Children of Divorce simply can’t talk about the Divorce. Divorce is thought to fix all family problems I guess.  The World can not accept the events that go on in the family post-divorce. It’s odd that this has been going on just as the New Agers and Psychologists have been claiming that baring one’s breasts of all past injustices and shame is ok.  Really, it’s safe…. really, it is, just as long as you know that it’s only your opinion about what happened and not really what did happen as your parents love you and they did it because they wanted happiness for all (and no discussion or dissention).

I don’t have a solution for this problem.

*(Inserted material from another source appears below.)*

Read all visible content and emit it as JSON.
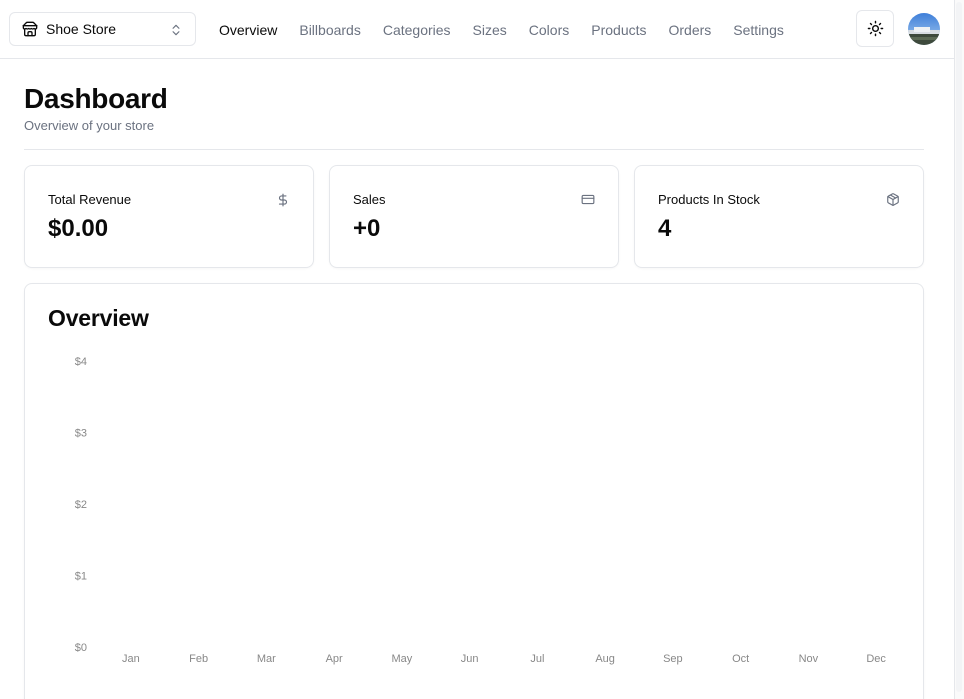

Almost all of my friends who are almost all from Divorce simply don’t talk about it.  They will mention one sentence and that’s that.  I doubt they ever discuss the situation as adult with their aging parents. Why bother?  It reminds me of what is considered “The Olden Days” when people’s parents died and they weren’t included in the conversations or the grieving processes.

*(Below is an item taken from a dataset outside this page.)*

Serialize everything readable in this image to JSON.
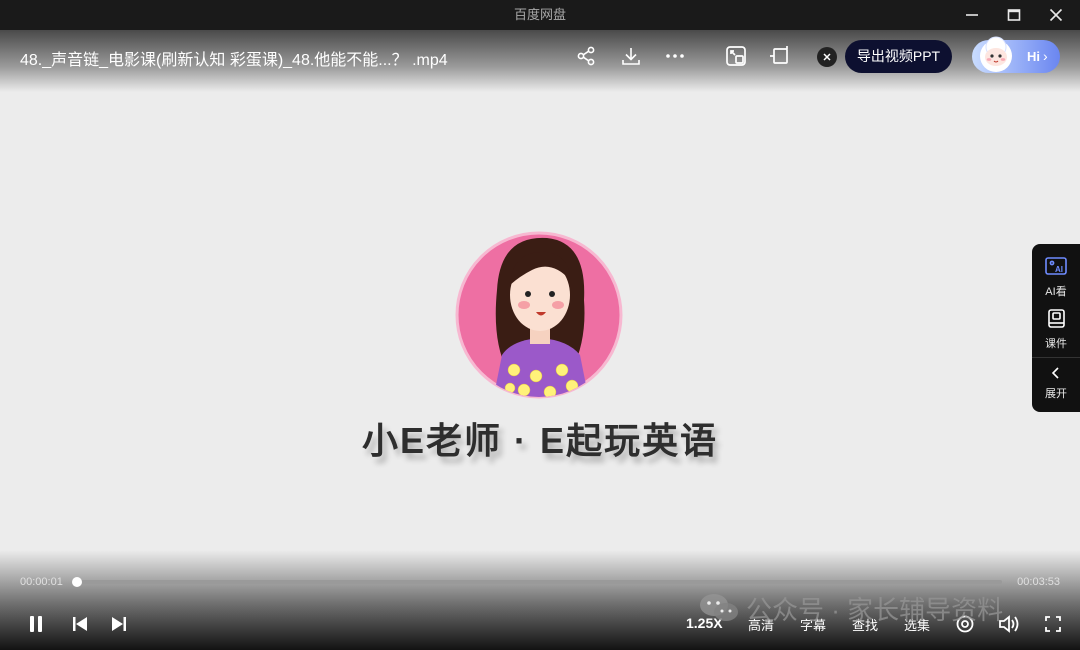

I have found an article that skirts the issue nicely.  It’s an article written for “Slate” by Sean Wilsey.  I’ve mentioned Wilsey’s memoir “Oh the Glory of It All” in a previous post (Sorry about the Quote marks, I have trouble finding italics button on WordPress).

Wilsey’s parents were San Francisco socialites who got divorced because Wilsey’s Father walked out with Wilsey’s Mother’s Best Friend.  After the divorce, Wilsey’s Mother took kids on trips around the World to meet world leaders.  Her best friend, Wilsey’s new Step Mother, took over her social life in a way that was similar to what my Step Mother tried to do so I particularly like this story.

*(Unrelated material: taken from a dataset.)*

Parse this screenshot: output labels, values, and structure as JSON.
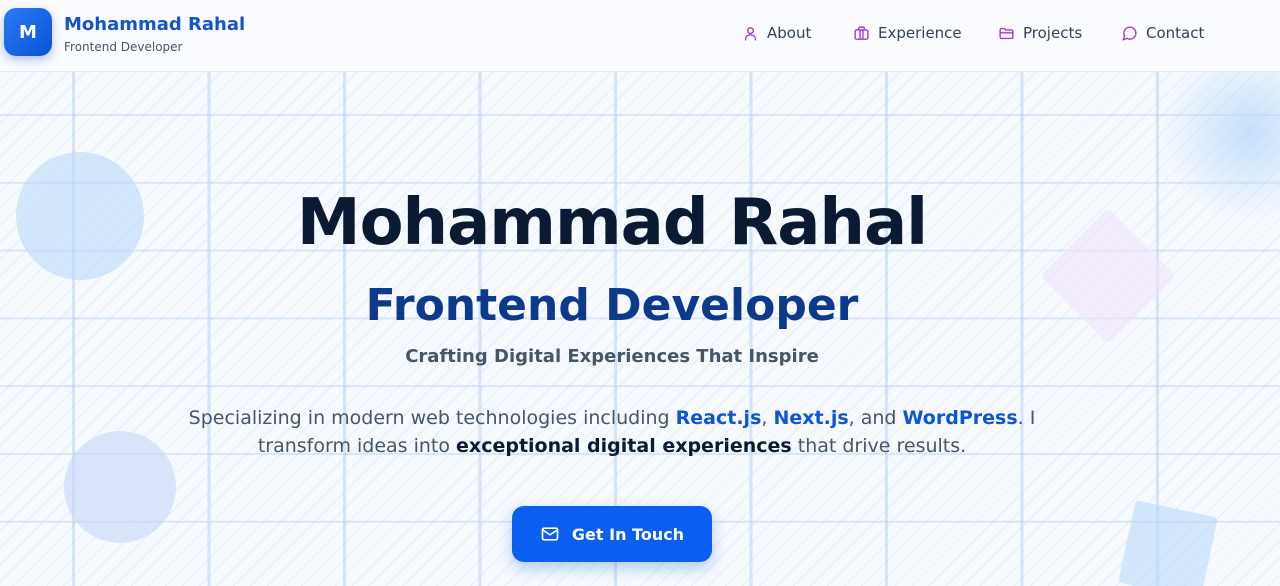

Wilsey discusses the problems that Memoirists have in relationships with the people who they are illustrating in their books.  I thought maybe the article would provide a clue about how to successfully discuss Divorce with one’s family but it looks as if maybe there is no decent way to do this.  It’s probably easier to do through a book which provides distance (after careful consideration from a pack of lawyers) than in person over dinner where people are eating with tongs and serrated edges which can be fisted angrily and overhandedly.

In his article “Publish, Then Flee.  How to tell your family you’re writing about them” Wilsey says that you can either outlive your relatives before publishing.  Or you can publish and then never expect to talk with them again. Wilsey seems to have interviewed everyone he could possibly locate from his past.  He talks at length with his Mother’s opinion of how she is represented which is very humorous.  She keeps reminding him that what he said may not have really happened and that it is only his Point of View.  He doesn’t discuss his Father’s reaction at all. Men never react?  He says that he didn’t discuss anything with his Step Mother and she was enraged but in the end is such an opportunist that she hired a publicist and made fame and glory off of the notoriety.